SIM Resources comment - Dec 11 - Fund Manager Comment22 Feb 2012
Market Review
Early in the fourth quarter of 2011 resource share prices rebounded off the lows established in August/September 2011 when European authorities demonstrated that they would adopt various initiatives to contain the debt crisis. Improvements in a number of US macro indicators during the quarter supported this improvement in sentiment. While Chinese macro indicators remained weak during the period, indications of a peak in inflation triggered speculation that Chinese authorities were close to stimulating the economy again. Chinese authorities took the first small steps in this direction towards the end of December 2011. Following the bounce early in the quarter, volatility was the main feature of equity markets, as participants were caught up in the tug of war between the major players in the European debt crisis. Another feature of the quarter was a weakening in the euro and commensurate strengthening of the US dollar. The rand weakened during the quarter on the back of the strong dollar, underpinning rand-denominated share prices. The oil price in US dollar terms remained high during this period despite adequate supply and weakening demand at the margin. Factors keeping the oil price high are a lack of production growth from non-OPEC countries; limited spare capacity amongst OPEC countries; most spare capacity being concentrated in hands of the Saudi's; high social costs in the Middle East and the threat of the "Arab Spring" resulted in OPEC producers needing an oil price of at least $90 a barrel to balance their budgets. The price discount between WTI and Brent oil narrowed to more normal levels. With the slight improvement in global sentiment and strengthening dollar, the gold price traded sideways at levels well below the peak reached in August 2011. The platinum industry is experiencing tough trading conditions. There were further production interruptions due to Section 54 safety stoppages. Platinum and rhodium prices came under pressure, given poor prospects for autocatalyst demand in Europe.
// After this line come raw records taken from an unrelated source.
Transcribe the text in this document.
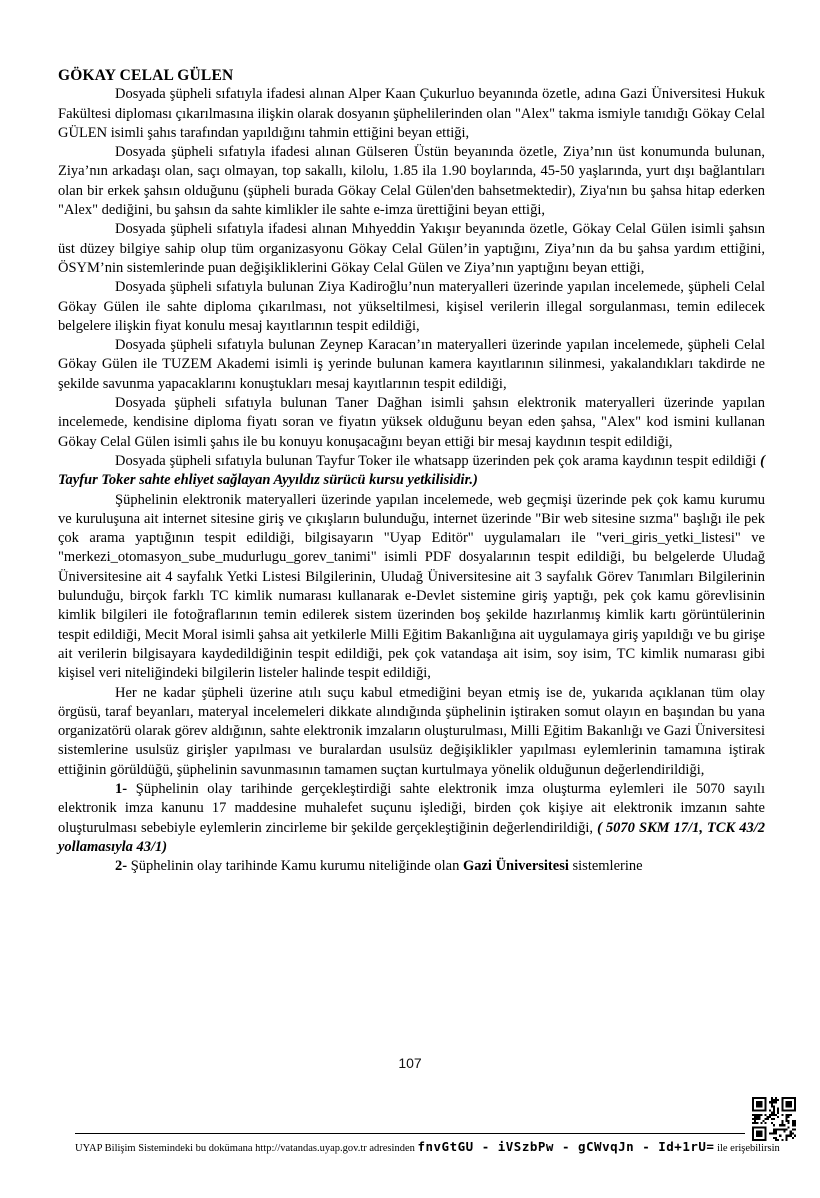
GÖKAY CELAL GÜLEN
Dosyada şüpheli sıfatıyla ifadesi alınan Alper Kaan Çukurluo beyanında özetle, adına Gazi Üniversitesi Hukuk Fakültesi diploması çıkarılmasına ilişkin olarak dosyanın şüphelilerinden olan "Alex" takma ismiyle tanıdığı Gökay Celal GÜLEN isimli şahıs tarafından yapıldığını tahmin ettiğini beyan ettiği,
Dosyada şüpheli sıfatıyla ifadesi alınan Gülseren Üstün beyanında özetle, Ziya’nın üst konumunda bulunan, Ziya’nın arkadaşı olan, saçı olmayan, top sakallı, kilolu, 1.85 ila 1.90 boylarında, 45-50 yaşlarında, yurt dışı bağlantıları olan bir erkek şahsın olduğunu (şüpheli burada Gökay Celal Gülen'den bahsetmektedir), Ziya'nın bu şahsa hitap ederken "Alex" dediğini, bu şahsın da sahte kimlikler ile sahte e-imza ürettiğini beyan ettiği,
Dosyada şüpheli sıfatıyla ifadesi alınan Mıhyeddin Yakışır beyanında özetle, Gökay Celal Gülen isimli şahsın üst düzey bilgiye sahip olup tüm organizasyonu Gökay Celal Gülen’in yaptığını, Ziya’nın da bu şahsa yardım ettiğini, ÖSYM’nin sistemlerinde puan değişikliklerini Gökay Celal Gülen ve Ziya’nın yaptığını beyan ettiği,
Dosyada şüpheli sıfatıyla bulunan Ziya Kadiroğlu’nun materyalleri üzerinde yapılan incelemede, şüpheli Celal Gökay Gülen ile sahte diploma çıkarılması, not yükseltilmesi, kişisel verilerin illegal sorgulanması, temin edilecek belgelere ilişkin fiyat konulu mesaj kayıtlarının tespit edildiği,
Dosyada şüpheli sıfatıyla bulunan Zeynep Karacan’ın materyalleri üzerinde yapılan incelemede, şüpheli Celal Gökay Gülen ile TUZEM Akademi isimli iş yerinde bulunan kamera kayıtlarının silinmesi, yakalandıkları takdirde ne şekilde savunma yapacaklarını konuştukları mesaj kayıtlarının tespit edildiği,
Dosyada şüpheli sıfatıyla bulunan Taner Dağhan isimli şahsın elektronik materyalleri üzerinde yapılan incelemede, kendisine diploma fiyatı soran ve fiyatın yüksek olduğunu beyan eden şahsa, "Alex" kod ismini kullanan Gökay Celal Gülen isimli şahıs ile bu konuyu konuşacağını beyan ettiği bir mesaj kaydının tespit edildiği,
Dosyada şüpheli sıfatıyla bulunan Tayfur Toker ile whatsapp üzerinden pek çok arama kaydının tespit edildiği ( Tayfur Toker sahte ehliyet sağlayan Ayyıldız sürücü kursu yetkilisidir.)
Şüphelinin elektronik materyalleri üzerinde yapılan incelemede, web geçmişi üzerinde pek çok kamu kurumu ve kuruluşuna ait internet sitesine giriş ve çıkışların bulunduğu, internet üzerinde "Bir web sitesine sızma" başlığı ile pek çok arama yaptığının tespit edildiği, bilgisayarın "Uyap Editör" uygulamaları ile "veri_giris_yetki_listesi" ve "merkezi_otomasyon_sube_mudurlugu_gorev_tanimi" isimli PDF dosyalarının tespit edildiği, bu belgelerde Uludağ Üniversitesine ait 4 sayfalık Yetki Listesi Bilgilerinin, Uludağ Üniversitesine ait 3 sayfalık Görev Tanımları Bilgilerinin bulunduğu, birçok farklı TC kimlik numarası kullanarak e-Devlet sistemine giriş yaptığı, pek çok kamu görevlisinin kimlik bilgileri ile fotoğraflarının temin edilerek sistem üzerinden boş şekilde hazırlanmış kimlik kartı görüntülerinin tespit edildiği, Mecit Moral isimli şahsa ait yetkilerle Milli Eğitim Bakanlığına ait uygulamaya giriş yapıldığı ve bu girişe ait verilerin bilgisayara kaydedildiğinin tespit edildiği, pek çok vatandaşa ait isim, soy isim, TC kimlik numarası gibi kişisel veri niteliğindeki bilgilerin listeler halinde tespit edildiği,
Her ne kadar şüpheli üzerine atılı suçu kabul etmediğini beyan etmiş ise de, yukarıda açıklanan tüm olay örgüsü, taraf beyanları, materyal incelemeleri dikkate alındığında şüphelinin iştiraken somut olayın en başından bu yana organizatörü olarak görev aldığının, sahte elektronik imzaların oluşturulması, Milli Eğitim Bakanlığı ve Gazi Üniversitesi sistemlerine usulsüz girişler yapılması ve buralardan usulsüz değişiklikler yapılması eylemlerinin tamamına iştirak ettiğinin görüldüğü, şüphelinin savunmasının tamamen suçtan kurtulmaya yönelik olduğunun değerlendirildiği,
1- Şüphelinin olay tarihinde gerçekleştirdiği sahte elektronik imza oluşturma eylemleri ile 5070 sayılı elektronik imza kanunu 17 maddesine muhalefet suçunu işlediği, birden çok kişiye ait elektronik imzanın sahte oluşturulması sebebiyle eylemlerin zincirleme bir şekilde gerçekleştiğinin değerlendirildiği, ( 5070 SKM 17/1, TCK 43/2 yollamasıyla 43/1)
2- Şüphelinin olay tarihinde Kamu kurumu niteliğinde olan Gazi Üniversitesi sistemlerine
107
UYAP Bilişim Sistemindeki bu dokümana http://vatandas.uyap.gov.tr adresinden fnvGtGU - iVSzbPw - gCWvqJn - Id+1rU= ile erişebilirsin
Above-inflation wage and electricity price increases are fuelling cost inflation. Pulp, paper and steel prices came under pressure on the weak economic outlook, particularly in the Euro-zone. Coal and iron ore prices came under pressure due to weakness in Chinese/Asian demand. Base metal prices traded sideways at the low levels reached during August/September 2011.
What added to - and detracted from - performance
We are pleased with the Fund's performance in what has been a difficult year. It was one of the few amongst its peers to outperform the benchmark and ended close to the top of the peer group in performance terms. Our precious metal exposure contributed significantly to this performance. The Fund enjoyed a recovery in relative performance during the last quarter. Sasol, AECI, Barloworld and Billiton were major contributors to outperformance during the quarter. The platinum counters underperformed, as did Mondi and the steel counters (Arcelor Mittal).
What SIM did
During the quarter we reduced our positions in AECI and Goldfields. We continued increasing our exposure to Sasol and Goldfields. We continued increasing our exposure to Sasol and Anglo American, as both counters offered compelling value. We added new positions in Sappi, Aquarius platinum and Coal of Africa at opportune price levels. We switched the Fund's holding in Arcelor Mittal and EvrazHighveld into higher quality steel counters listed offshore.
SIM Strategy
The fund's principal objective is capital growth and the preservation of capital by generating returns in excess of the market. The fund is guided by its value-based investment philosophy, preferring shares that are cheap relative to intrinsic value.